I couldn't disagree more. The defaults don't just work, and the architecture of the network could also be considered a hyper parameter in which case what would be a reasonable default for all the types of problems ANN are used for?
Are you using batch normalization? If you are, an issue I see all the time is folks not setting the EMA filter coef correctly. In keras, it defaults to something like 0.99 which in my mind makes no sense. I use something around 0.6 and life is good. You want to get an overall good measurement of the statistics and in my mind the frequency cutoff when coef=0.99 is just way too high for most application. You usually want something that filters out just about everything except very close to DC.

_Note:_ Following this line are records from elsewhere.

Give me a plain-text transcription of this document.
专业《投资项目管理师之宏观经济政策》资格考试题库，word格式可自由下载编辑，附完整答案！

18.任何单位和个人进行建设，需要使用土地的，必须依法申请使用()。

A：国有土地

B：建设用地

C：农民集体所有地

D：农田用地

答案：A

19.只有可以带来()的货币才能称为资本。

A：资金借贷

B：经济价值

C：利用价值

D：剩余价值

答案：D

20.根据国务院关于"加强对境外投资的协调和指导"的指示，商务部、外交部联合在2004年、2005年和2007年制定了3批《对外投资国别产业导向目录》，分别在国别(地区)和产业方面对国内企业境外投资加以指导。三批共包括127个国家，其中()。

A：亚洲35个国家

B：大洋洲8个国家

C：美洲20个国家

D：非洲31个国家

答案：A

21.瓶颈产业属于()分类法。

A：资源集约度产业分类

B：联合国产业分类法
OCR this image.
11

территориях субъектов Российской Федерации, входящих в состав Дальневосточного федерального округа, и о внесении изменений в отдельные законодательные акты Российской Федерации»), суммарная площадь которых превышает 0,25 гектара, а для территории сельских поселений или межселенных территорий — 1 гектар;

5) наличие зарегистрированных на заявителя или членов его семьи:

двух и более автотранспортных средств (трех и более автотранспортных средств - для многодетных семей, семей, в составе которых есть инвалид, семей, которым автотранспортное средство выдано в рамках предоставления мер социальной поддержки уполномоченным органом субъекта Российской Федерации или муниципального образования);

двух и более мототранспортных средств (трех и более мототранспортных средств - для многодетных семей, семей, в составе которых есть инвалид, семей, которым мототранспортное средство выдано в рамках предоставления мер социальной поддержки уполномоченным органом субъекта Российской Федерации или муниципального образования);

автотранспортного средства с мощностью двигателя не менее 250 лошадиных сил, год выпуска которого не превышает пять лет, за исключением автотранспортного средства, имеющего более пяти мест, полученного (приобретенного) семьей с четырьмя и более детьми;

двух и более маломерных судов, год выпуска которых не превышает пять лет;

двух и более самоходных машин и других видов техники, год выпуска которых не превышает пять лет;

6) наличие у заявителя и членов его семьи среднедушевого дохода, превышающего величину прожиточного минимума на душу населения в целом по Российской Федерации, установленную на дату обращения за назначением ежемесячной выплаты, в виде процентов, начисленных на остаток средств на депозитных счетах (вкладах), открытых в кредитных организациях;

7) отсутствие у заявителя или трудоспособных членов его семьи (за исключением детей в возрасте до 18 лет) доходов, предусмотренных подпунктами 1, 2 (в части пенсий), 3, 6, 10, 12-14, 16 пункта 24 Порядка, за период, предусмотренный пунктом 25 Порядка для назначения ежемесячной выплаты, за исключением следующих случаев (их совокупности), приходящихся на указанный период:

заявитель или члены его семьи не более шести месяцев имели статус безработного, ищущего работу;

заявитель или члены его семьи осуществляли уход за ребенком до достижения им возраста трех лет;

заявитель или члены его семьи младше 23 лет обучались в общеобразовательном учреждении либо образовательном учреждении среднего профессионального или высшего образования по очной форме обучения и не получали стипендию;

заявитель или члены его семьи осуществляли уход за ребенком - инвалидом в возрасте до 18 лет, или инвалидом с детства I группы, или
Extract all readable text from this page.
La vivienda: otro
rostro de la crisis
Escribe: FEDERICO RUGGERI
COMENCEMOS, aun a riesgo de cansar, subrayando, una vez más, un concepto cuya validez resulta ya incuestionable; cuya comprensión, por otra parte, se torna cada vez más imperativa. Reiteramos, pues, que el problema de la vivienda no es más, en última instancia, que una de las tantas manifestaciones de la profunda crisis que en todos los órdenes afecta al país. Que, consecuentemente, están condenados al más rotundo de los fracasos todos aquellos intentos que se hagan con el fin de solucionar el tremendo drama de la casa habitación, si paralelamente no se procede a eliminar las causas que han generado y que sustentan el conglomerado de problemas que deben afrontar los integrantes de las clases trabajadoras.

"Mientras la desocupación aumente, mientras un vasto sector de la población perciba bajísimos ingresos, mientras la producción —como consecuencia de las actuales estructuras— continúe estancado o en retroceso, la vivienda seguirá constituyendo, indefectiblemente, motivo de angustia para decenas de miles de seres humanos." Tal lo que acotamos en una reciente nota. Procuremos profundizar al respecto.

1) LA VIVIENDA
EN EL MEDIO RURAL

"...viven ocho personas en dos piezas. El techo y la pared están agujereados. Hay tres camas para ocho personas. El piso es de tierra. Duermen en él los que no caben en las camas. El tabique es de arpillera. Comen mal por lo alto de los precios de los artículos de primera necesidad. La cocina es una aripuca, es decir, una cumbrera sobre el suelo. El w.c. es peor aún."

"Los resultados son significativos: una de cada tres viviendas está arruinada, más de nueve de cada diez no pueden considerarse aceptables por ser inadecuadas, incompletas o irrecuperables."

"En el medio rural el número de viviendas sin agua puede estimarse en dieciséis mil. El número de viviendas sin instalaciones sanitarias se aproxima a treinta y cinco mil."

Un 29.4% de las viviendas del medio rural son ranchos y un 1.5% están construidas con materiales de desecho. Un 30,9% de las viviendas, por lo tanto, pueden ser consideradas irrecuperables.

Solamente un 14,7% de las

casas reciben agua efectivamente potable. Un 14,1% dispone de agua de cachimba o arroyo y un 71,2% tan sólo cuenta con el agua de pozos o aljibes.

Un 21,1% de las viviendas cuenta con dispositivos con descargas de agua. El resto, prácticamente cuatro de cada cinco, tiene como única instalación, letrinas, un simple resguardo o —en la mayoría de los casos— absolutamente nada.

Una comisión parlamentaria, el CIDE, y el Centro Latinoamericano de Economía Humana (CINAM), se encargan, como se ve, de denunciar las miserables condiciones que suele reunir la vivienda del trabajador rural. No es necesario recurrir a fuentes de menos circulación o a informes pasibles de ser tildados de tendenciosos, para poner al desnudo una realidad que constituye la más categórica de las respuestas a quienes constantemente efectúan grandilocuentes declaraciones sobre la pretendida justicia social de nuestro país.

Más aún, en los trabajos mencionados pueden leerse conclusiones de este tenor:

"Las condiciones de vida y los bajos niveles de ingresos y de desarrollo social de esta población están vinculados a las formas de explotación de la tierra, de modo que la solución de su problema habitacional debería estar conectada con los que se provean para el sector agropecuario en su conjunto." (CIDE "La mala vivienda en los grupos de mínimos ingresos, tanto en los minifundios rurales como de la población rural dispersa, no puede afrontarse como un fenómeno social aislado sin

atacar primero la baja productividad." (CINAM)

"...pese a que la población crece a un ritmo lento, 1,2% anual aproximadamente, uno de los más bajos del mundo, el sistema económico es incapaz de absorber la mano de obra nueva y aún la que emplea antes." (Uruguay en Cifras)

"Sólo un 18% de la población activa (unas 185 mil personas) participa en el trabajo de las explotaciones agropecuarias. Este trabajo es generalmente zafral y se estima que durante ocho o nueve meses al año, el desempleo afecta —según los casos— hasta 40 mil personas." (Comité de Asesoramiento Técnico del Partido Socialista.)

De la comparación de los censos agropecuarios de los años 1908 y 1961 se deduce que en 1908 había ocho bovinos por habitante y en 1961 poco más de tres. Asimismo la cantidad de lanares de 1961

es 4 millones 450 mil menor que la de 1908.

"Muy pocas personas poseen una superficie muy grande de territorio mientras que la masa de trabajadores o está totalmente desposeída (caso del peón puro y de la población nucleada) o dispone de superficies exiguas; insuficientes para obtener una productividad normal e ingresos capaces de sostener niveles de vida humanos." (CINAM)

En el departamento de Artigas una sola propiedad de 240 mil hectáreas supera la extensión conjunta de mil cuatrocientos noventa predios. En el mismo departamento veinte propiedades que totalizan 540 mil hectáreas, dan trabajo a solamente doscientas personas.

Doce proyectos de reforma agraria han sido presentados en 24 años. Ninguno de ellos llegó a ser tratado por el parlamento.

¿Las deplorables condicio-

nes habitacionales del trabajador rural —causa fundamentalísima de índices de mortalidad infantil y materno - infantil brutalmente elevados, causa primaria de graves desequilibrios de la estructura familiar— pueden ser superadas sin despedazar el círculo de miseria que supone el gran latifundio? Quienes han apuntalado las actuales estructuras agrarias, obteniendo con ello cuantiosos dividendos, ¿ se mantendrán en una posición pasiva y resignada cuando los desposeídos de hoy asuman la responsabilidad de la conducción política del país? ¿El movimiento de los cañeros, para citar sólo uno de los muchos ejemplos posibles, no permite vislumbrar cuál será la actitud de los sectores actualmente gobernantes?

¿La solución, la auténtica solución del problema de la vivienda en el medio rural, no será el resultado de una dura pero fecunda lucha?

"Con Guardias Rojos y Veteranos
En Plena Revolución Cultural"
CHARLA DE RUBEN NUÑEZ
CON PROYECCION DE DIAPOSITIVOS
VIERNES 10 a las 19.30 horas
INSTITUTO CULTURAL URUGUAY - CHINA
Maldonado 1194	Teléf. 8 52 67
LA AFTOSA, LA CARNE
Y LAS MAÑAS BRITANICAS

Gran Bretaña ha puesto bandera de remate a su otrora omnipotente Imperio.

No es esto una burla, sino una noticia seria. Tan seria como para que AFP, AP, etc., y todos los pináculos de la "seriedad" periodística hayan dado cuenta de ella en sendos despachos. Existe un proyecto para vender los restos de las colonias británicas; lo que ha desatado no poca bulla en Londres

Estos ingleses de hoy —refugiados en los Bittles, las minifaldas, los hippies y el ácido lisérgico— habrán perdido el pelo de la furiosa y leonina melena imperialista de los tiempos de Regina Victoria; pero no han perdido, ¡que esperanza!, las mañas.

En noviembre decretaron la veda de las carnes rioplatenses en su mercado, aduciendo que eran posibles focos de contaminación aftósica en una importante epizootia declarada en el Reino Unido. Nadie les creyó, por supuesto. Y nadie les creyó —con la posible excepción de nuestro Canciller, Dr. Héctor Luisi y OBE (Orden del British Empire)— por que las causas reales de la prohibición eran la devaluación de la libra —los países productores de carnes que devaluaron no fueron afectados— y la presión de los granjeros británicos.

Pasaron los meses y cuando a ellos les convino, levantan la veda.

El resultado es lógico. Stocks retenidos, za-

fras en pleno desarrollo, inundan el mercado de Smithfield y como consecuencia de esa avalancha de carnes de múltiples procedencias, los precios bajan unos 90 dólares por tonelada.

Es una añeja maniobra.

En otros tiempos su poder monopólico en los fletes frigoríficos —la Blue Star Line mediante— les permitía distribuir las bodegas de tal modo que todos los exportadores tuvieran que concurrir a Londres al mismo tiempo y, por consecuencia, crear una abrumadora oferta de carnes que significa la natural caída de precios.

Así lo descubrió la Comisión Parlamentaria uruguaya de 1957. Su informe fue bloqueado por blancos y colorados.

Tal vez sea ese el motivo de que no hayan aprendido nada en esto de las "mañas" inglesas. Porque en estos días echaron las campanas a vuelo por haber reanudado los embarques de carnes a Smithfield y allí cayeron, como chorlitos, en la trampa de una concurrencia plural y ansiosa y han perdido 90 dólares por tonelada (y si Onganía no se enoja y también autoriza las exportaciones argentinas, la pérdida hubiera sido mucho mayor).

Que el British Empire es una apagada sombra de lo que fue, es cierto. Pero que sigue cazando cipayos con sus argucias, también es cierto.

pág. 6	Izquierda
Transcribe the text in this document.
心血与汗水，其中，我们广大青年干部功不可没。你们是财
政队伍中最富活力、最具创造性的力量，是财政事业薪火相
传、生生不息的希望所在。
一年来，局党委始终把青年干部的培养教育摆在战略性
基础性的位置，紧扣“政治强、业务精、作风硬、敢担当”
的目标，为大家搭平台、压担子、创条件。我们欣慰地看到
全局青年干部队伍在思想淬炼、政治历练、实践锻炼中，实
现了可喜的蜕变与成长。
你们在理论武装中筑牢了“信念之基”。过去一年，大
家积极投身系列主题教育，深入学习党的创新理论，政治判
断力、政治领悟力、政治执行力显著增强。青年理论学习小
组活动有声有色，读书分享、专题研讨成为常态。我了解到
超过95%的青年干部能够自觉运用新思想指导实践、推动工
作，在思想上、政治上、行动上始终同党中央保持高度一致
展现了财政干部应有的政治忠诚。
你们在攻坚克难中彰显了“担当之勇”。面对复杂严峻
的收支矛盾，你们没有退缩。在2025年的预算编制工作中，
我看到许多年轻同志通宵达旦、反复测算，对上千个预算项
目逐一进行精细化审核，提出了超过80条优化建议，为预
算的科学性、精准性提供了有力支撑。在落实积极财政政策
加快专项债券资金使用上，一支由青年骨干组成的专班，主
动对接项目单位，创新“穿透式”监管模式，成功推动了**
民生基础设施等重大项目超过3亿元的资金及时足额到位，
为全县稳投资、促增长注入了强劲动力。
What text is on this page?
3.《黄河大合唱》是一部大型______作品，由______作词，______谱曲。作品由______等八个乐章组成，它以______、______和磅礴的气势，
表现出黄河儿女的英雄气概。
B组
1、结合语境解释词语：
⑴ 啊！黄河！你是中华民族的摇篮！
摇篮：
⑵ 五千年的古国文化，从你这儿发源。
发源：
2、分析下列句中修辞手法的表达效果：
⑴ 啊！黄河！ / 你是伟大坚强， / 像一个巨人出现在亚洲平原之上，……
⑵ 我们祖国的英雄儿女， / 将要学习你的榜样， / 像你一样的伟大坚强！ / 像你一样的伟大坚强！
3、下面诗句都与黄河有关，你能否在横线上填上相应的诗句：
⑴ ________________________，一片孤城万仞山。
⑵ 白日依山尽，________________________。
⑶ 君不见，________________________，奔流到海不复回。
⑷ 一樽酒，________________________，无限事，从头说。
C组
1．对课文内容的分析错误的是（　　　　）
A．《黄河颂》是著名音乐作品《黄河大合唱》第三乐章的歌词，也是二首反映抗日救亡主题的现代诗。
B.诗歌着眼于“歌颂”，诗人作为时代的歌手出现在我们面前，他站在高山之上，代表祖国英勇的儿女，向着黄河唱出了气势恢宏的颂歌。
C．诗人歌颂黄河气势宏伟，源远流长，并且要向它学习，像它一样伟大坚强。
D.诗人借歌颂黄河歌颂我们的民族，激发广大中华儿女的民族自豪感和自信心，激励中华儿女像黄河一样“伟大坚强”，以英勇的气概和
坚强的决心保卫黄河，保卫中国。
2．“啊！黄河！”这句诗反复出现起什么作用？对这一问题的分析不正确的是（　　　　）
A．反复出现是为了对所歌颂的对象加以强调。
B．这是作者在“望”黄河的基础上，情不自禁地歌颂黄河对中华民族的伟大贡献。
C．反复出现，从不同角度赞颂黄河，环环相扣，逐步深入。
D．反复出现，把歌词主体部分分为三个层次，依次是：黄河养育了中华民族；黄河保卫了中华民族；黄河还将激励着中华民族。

The response to "the defaults should work just fine without any hyperparameter tuning" is "try fiddling with the EMA filter coefficient hyperparameter" ?
It's like the joke of the mathematician giving an exposition of a complex proof. At one point he says "It is obvious that X", pauses, scratches his head, does a few calculations. Leaves room for twenty minutes and returns. Then continues "it is obvious that X" and goes to the next step.
Deep in the field, it's fine for machine learning experts to say "everything just works" [if you've mastered X, Y, Q esoteric fields and tuning methods] since they're welcome to "humble brag" as much as they want. But when this gets in the way of figuring out what really "just works" it's more of a problem.
I think they're referring to the momentum parameter at [1]. The exponential moving average (EMA) of the batch mean/variance is used in the batch normalizing transform (Algorithm 1 in [2]).
The momentum ranges from 0 to 1. If it's close to 1, which the default of 0.99 is, the EMA of the batch mean/variance will change slowly across batches. If it's close to 0, the EMA will be close to the mean/variance of the current batch.
The EMA acts as a low-pass filter. With a momentum close to 1, the EMA changes slowly, filtering out high frequencies and leaving only frequencies close to DC. Note that this is opposite to what grandparent says: 0.99 has a lower frequency cutoff than 0.6 does. So I'm not really sure what they're getting at there.